Dessa forma, o filme também aborda a questão da honra masculina. Pagar o resgate de Irene é uma questão de honra para Paco, uma forma de acertar as contas com seu passado. O patriarcado coloca o homem no centro família, e Todos Já Sabem mostra que, por isso mesmo, é o homem que deve solucionar a questão. Laura passa boa parte do filme estarrecida, fragilizada com o sequestro da família, e cabe a Paco assumir as rédeas da situação. Talvez por reunir essa família em busca de Irene e em torno de seus problemas, fica difícil ter um aprofundamento das personagens. Embora o filme tenha mais de duas horas, fica difícil entender os dramas de Laura, suas motivações para ter se envolvido com Paco, por que seu marido não foi com ela para a Espanha, porque eles não têm dinheiro. Nesse quesito, o filme deixa muito a desejar. Entretanto, se você olha pela perspectiva do drama familiar, faz sentido não mergulhar em cada uma das personagens. No fim das contas, a família é o cerne da questão.

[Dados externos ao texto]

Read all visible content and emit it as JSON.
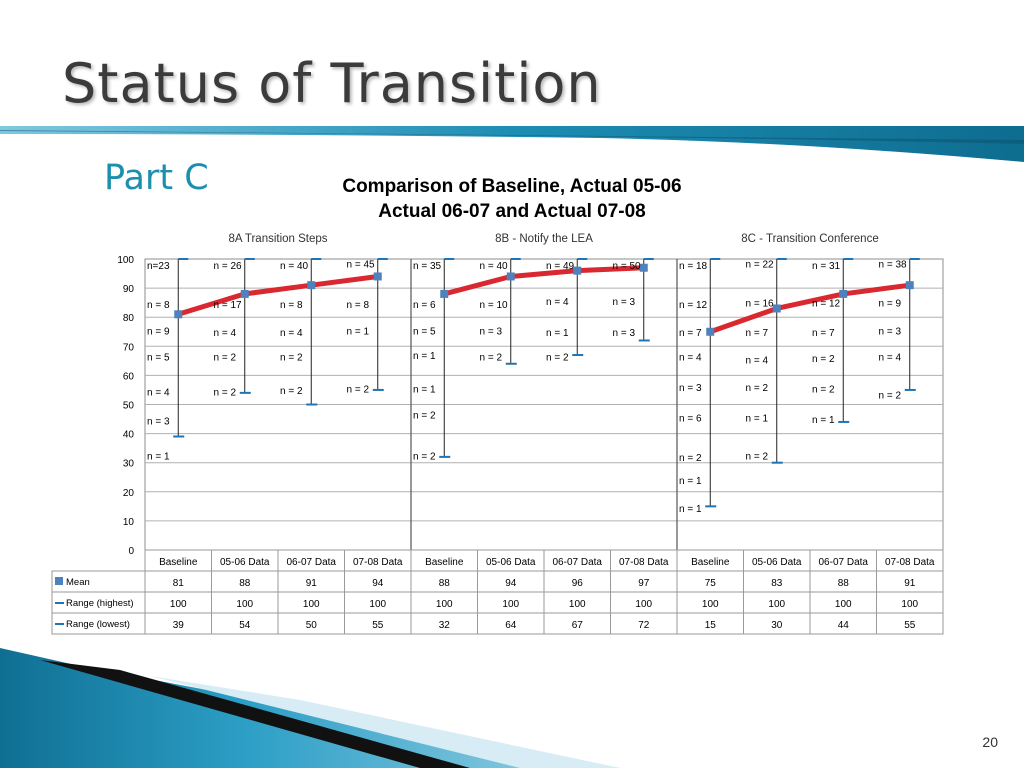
{
  "slide": {
    "title": "Status of Transition",
    "subtitle": "Part C",
    "page_number": "20"
  },
  "colors": {
    "accent": "#1a8fae",
    "mean_line": "#d9282f",
    "marker": "#4f81bd",
    "range": "#1f74b5"
  },
  "chart_data": {
    "type": "line",
    "title_lines": [
      "Comparison of Baseline, Actual 05-06",
      "Actual 06-07 and Actual 07-08"
    ],
    "ylim": [
      0,
      100
    ],
    "yticks": [
      "0",
      "10",
      "20",
      "30",
      "40",
      "50",
      "60",
      "70",
      "80",
      "90",
      "100"
    ],
    "grid": true,
    "groups": [
      "8A Transition Steps",
      "8B - Notify the LEA",
      "8C - Transition Conference"
    ],
    "categories": [
      "Baseline",
      "05-06 Data",
      "06-07 Data",
      "07-08 Data",
      "Baseline",
      "05-06 Data",
      "06-07 Data",
      "07-08 Data",
      "Baseline",
      "05-06 Data",
      "06-07 Data",
      "07-08 Data"
    ],
    "series": [
      {
        "name": "Mean",
        "values": [
          81,
          88,
          91,
          94,
          88,
          94,
          96,
          97,
          75,
          83,
          88,
          91
        ]
      },
      {
        "name": "Range (highest)",
        "values": [
          100,
          100,
          100,
          100,
          100,
          100,
          100,
          100,
          100,
          100,
          100,
          100
        ]
      },
      {
        "name": "Range (lowest)",
        "values": [
          39,
          54,
          50,
          55,
          32,
          64,
          67,
          72,
          15,
          30,
          44,
          55
        ]
      }
    ],
    "annotations": [
      {
        "text": "n=23",
        "x": 0,
        "y": 98
      },
      {
        "text": "n = 26",
        "x": 1,
        "y": 98
      },
      {
        "text": "n = 40",
        "x": 2,
        "y": 98
      },
      {
        "text": "n = 45",
        "x": 3,
        "y": 98.5
      },
      {
        "text": "n = 8",
        "x": 0,
        "y": 84.5
      },
      {
        "text": "n = 17",
        "x": 1,
        "y": 84.5
      },
      {
        "text": "n = 8",
        "x": 2,
        "y": 84.5
      },
      {
        "text": "n = 8",
        "x": 3,
        "y": 84.5
      },
      {
        "text": "n = 9",
        "x": 0,
        "y": 75.5
      },
      {
        "text": "n = 4",
        "x": 1,
        "y": 75
      },
      {
        "text": "n = 4",
        "x": 2,
        "y": 75
      },
      {
        "text": "n = 1",
        "x": 3,
        "y": 75.5
      },
      {
        "text": "n = 5",
        "x": 0,
        "y": 66.5
      },
      {
        "text": "n = 2",
        "x": 1,
        "y": 66.5
      },
      {
        "text": "n = 2",
        "x": 2,
        "y": 66.5
      },
      {
        "text": "n = 4",
        "x": 0,
        "y": 54.5
      },
      {
        "text": "n = 2",
        "x": 1,
        "y": 54.5
      },
      {
        "text": "n = 2",
        "x": 2,
        "y": 55
      },
      {
        "text": "n = 2",
        "x": 3,
        "y": 55.5
      },
      {
        "text": "n = 3",
        "x": 0,
        "y": 44.5
      },
      {
        "text": "n = 1",
        "x": 0,
        "y": 32.5
      },
      {
        "text": "n = 35",
        "x": 4,
        "y": 98
      },
      {
        "text": "n = 40",
        "x": 5,
        "y": 98
      },
      {
        "text": "n = 49",
        "x": 6,
        "y": 98
      },
      {
        "text": "n = 50",
        "x": 7,
        "y": 98
      },
      {
        "text": "n = 6",
        "x": 4,
        "y": 84.5
      },
      {
        "text": "n = 10",
        "x": 5,
        "y": 84.5
      },
      {
        "text": "n = 4",
        "x": 6,
        "y": 85.5
      },
      {
        "text": "n = 3",
        "x": 7,
        "y": 85.5
      },
      {
        "text": "n = 5",
        "x": 4,
        "y": 75.5
      },
      {
        "text": "n = 3",
        "x": 5,
        "y": 75.5
      },
      {
        "text": "n = 1",
        "x": 6,
        "y": 75
      },
      {
        "text": "n = 3",
        "x": 7,
        "y": 75
      },
      {
        "text": "n = 1",
        "x": 4,
        "y": 67
      },
      {
        "text": "n = 2",
        "x": 5,
        "y": 66.5
      },
      {
        "text": "n = 2",
        "x": 6,
        "y": 66.5
      },
      {
        "text": "n = 1",
        "x": 4,
        "y": 55.5
      },
      {
        "text": "n = 2",
        "x": 4,
        "y": 46.5
      },
      {
        "text": "n = 2",
        "x": 4,
        "y": 32.5
      },
      {
        "text": "n = 18",
        "x": 8,
        "y": 98
      },
      {
        "text": "n = 22",
        "x": 9,
        "y": 98.5
      },
      {
        "text": "n = 31",
        "x": 10,
        "y": 98
      },
      {
        "text": "n = 38",
        "x": 11,
        "y": 98.5
      },
      {
        "text": "n = 12",
        "x": 8,
        "y": 84.5
      },
      {
        "text": "n = 16",
        "x": 9,
        "y": 85
      },
      {
        "text": "n = 12",
        "x": 10,
        "y": 85
      },
      {
        "text": "n = 9",
        "x": 11,
        "y": 85
      },
      {
        "text": "n = 7",
        "x": 8,
        "y": 75
      },
      {
        "text": "n = 7",
        "x": 9,
        "y": 75
      },
      {
        "text": "n = 7",
        "x": 10,
        "y": 75
      },
      {
        "text": "n = 3",
        "x": 11,
        "y": 75.5
      },
      {
        "text": "n = 4",
        "x": 8,
        "y": 66.5
      },
      {
        "text": "n = 4",
        "x": 9,
        "y": 65.5
      },
      {
        "text": "n = 2",
        "x": 10,
        "y": 66
      },
      {
        "text": "n = 4",
        "x": 11,
        "y": 66.5
      },
      {
        "text": "n = 3",
        "x": 8,
        "y": 56
      },
      {
        "text": "n = 2",
        "x": 9,
        "y": 56
      },
      {
        "text": "n = 2",
        "x": 10,
        "y": 55.5
      },
      {
        "text": "n = 2",
        "x": 11,
        "y": 53.5
      },
      {
        "text": "n = 6",
        "x": 8,
        "y": 45.5
      },
      {
        "text": "n = 1",
        "x": 9,
        "y": 45.5
      },
      {
        "text": "n = 1",
        "x": 10,
        "y": 45
      },
      {
        "text": "n = 2",
        "x": 8,
        "y": 32
      },
      {
        "text": "n = 2",
        "x": 9,
        "y": 32.5
      },
      {
        "text": "n = 1",
        "x": 8,
        "y": 24
      },
      {
        "text": "n = 1",
        "x": 8,
        "y": 14.5
      }
    ],
    "table": {
      "rows": [
        "Mean",
        "Range (highest)",
        "Range (lowest)"
      ]
    }
  }
}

Todos Já Sabem faz referência a um segredo de família que, como o próprio título já elucida, é conhecido por todos. Ele está diretamente ligado ao sequestro de Irene. Inclusive, uma das qualidades muito bacanas do filme é repetir diversas vezes essa frase, como se fosse um leitmotiv. No entanto, quando finalmente o segredo nos é revelado, fica a sensação de que a jornada valeu mais a pena do que a chegada. Todos Já Sabem sustenta muito bem o suspense, inclusive, subvertendo padrões. Em filmes noir, por exemplo, o suspense é quase sempre estabelecido pelas tomadas escuras, sombras nos rostos dos personagens, dentre outros. Em Todos Já Sabem, o mistério é todo sustentado de dia: não existem sombras, mas sim paisagens lindíssimas dos vinhedos do interior da Espanha. É muito interessante o que Asghar Farhadi faz.

Este talvez seja um dos filmes mais acessíveis de Asghar Farhadi. Algo nele se encaixa e ao mesmo tempo não se encaixa com sua filmografia. Só isso faz de Todos Já Sabem um filme que merece ser assistido. O espectador atento perceberá que o drama de cunho moral, tão caro ao diretor, está nas entrelinhas. Talvez seja uma nova incursão de Asghar Farhadi, não há como saber. O que temos como saber é que, mesmo sendo previsível, o filme nos entrega um bom uso das ferramentas do suspense, como o whodunit, e subversões desse gênero.